The .encode()
method of Python Unicode strings allows you to specify which encoding you want to convert to. In your case it is enough to specify utf8
. But there remains the question of how to put any unicode character (in your case the U+1F601
) into the string.
The way to do it depends on the character code.
-
If the code fits in 8 bits, you put \xHH
, with HH
the hexadecimal representation of those 8 bits. Notice that we are talking about the Unicode code, not its transformation to UTF-8. So, for example, the code of the eñe is U+00F1
, but since the high part is 00, we only need to specify the F1
, which fits in eight bits, so it would be \xf1
.
Another thing is its representation utf8, which would be two bytes and that we can obtain with:
>>> u'\xf1'.encode("utf8")
b'\xc3\xb1'
-
If it does not fit in 8 bits but fits in 16, like for example the euro code (€) that is U+20AC
, you can use the form \uXXXX
, where XXXX
is the hexadecimal representation of those 16 bits . Its transformation to UTF8 is obtained as before:
>>> u'\u20ac'.encode("utf8")
b'\xe2\x82\xac'
-
Finally, if it also does not fit in 16 bits, as is the case with the emojis and your example, then you have to represent it with 32 bits using the form \UXXXXXXXX
, with XXXXXXXX
being the hexadecimal representation of those 32 bits. In your example, U+1F601
would be represented as \U0001F601
. To get the bytes of your utf8 encoding, it is done the same as before:
>>> u'\U0001F601'.encode("utf8")
b'\xf0\x9f\x98\x81'
Note that the last option is the most general of all, since what fits in 8 bits also fits in 32. Therefore it would be possible to represent the eñe as \xf1
and also as \U000000f1
.
Update . If what you have is a string of "U+XXXXX"

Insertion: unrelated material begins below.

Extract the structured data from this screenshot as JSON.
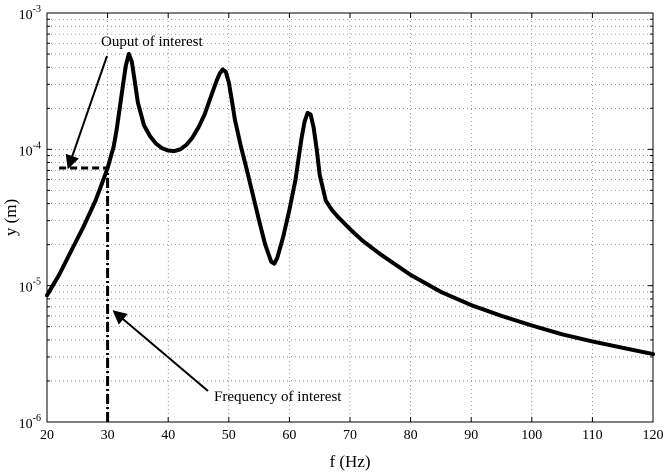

and you want to get the utf8 version of the character represented there, you do not need anything of the above. Just extract what goes after U+
, decode it as an integer in hexadecimal, and use chr()
to get the character (unicode) that corresponds to that code. Once you have the character, you use .encode("utf8")
to get its encoding. So:
def unicode_to_utf8(unicode_point):
code = int(unicode_point[2:], 16)
return chr(code).encode("utf8")
Examples:
>>> unicode_to_utf8("U+F1")
b'\xc3\xb1'
>>> unicode_to_utf8("U+20AC")
b'\xe2\x82\xac'
>>> unicode_to_utf8("U+1F601")
b'\xf0\x9f\x98\x81'